The James Webb Telescope captures the most distant individual star, Earendel, as it was 900 million years ago


Tech Desk August 03, 2022

The James Webb Telescope has taken a new image of the most distant star, nearly 28 billion light years away, and has captured it in stunning detail.

Researchers were able to spot galaxies and had a glimpse of a star called Earendel using the telescope.

Earendel means 'morning or rising star' and is situated in a galaxy called Sunrise Arc. The star is aligned with the galaxy cluster providing maximum magnification.

Dan Coe at the Space Telescope Science Institute in Maryland said, “Nobody’s ever seen a star this highly magnified, not to mention a galaxy.”

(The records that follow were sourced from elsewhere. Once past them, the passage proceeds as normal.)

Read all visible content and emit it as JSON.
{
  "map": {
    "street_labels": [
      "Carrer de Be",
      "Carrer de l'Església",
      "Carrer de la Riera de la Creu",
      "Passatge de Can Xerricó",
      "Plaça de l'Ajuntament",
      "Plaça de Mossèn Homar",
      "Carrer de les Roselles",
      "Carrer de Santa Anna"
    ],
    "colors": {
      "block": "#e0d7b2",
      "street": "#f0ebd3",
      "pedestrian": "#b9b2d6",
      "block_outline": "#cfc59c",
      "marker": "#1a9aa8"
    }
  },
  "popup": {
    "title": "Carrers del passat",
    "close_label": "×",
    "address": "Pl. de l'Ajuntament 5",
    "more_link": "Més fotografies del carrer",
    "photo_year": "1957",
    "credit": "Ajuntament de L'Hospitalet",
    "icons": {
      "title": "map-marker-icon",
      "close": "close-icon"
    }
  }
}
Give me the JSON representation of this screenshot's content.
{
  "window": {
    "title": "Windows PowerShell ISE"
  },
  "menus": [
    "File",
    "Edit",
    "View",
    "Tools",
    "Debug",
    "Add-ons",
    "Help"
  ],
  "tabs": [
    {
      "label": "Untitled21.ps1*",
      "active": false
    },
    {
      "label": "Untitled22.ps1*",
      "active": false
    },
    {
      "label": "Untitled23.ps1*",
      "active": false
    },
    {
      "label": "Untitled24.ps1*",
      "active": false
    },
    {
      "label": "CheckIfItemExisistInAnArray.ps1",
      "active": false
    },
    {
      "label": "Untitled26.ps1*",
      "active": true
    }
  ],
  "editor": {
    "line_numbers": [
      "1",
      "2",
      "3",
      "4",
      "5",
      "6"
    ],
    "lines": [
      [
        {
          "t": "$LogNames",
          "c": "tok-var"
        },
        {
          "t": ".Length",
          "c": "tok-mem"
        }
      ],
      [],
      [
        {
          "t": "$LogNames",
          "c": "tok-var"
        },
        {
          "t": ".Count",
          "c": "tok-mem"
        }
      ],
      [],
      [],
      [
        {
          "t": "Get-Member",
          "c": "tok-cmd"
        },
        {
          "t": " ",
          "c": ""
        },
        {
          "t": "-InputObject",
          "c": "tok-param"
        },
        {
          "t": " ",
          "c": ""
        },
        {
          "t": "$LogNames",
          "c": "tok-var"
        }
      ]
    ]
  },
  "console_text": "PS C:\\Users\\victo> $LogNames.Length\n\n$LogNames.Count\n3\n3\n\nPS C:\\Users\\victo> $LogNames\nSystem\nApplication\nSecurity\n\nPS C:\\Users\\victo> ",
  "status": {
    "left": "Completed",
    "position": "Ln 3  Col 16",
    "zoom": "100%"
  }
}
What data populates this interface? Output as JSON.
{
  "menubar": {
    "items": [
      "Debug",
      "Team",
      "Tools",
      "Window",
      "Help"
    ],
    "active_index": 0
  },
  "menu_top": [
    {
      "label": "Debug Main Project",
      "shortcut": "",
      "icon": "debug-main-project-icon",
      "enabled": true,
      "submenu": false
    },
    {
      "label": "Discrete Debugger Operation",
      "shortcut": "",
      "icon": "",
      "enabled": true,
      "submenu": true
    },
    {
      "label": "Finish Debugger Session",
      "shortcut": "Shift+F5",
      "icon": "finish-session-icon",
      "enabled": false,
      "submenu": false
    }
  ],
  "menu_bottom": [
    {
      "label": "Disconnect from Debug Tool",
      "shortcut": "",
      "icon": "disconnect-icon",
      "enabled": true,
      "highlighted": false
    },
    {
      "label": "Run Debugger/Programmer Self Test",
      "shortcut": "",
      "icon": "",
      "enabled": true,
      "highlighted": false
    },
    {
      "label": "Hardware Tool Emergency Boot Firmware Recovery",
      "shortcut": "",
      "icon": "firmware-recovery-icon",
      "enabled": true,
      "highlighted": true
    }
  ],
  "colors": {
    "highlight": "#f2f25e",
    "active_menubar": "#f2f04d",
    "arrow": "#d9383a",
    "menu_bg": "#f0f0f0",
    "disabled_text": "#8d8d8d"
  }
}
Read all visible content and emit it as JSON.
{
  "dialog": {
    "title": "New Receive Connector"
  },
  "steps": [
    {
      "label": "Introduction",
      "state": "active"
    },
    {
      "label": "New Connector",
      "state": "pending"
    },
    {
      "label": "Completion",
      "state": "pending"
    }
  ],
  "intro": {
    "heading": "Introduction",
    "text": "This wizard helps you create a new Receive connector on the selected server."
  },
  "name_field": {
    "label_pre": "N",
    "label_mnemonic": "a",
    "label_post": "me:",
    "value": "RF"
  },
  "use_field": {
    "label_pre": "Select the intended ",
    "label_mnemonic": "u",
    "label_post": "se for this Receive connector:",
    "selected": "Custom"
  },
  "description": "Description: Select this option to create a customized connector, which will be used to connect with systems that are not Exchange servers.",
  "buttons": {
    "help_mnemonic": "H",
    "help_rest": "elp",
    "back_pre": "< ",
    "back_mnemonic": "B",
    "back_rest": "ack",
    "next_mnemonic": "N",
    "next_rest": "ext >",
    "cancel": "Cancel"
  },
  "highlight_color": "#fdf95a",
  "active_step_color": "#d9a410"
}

Since light takes time to travel, the pictures of the star Earendel are the way it was 900 million years ago, soon after the Big Bang.

JWST is expected to have its next round of observation in December which will reveal what Earendel and Sunrise Arc are composed of. Coe says, "We’re all made of starstuff, but that stuff wasn’t around in the early universe. This is a rare opportunity to see if the heavy elements were there in this star 13 billion years ago.”

Astronomers from the Space Telescope Science Institute in Maryland wrote in a published paper, "JWST was designed to study the first stars. Until recently, we assumed that meant populations of stars within the first galaxies. But in the past three years, three individual strongly lensed stars have been discovered. This offers new hope of directly observing individual stars at cosmological distances with JWST."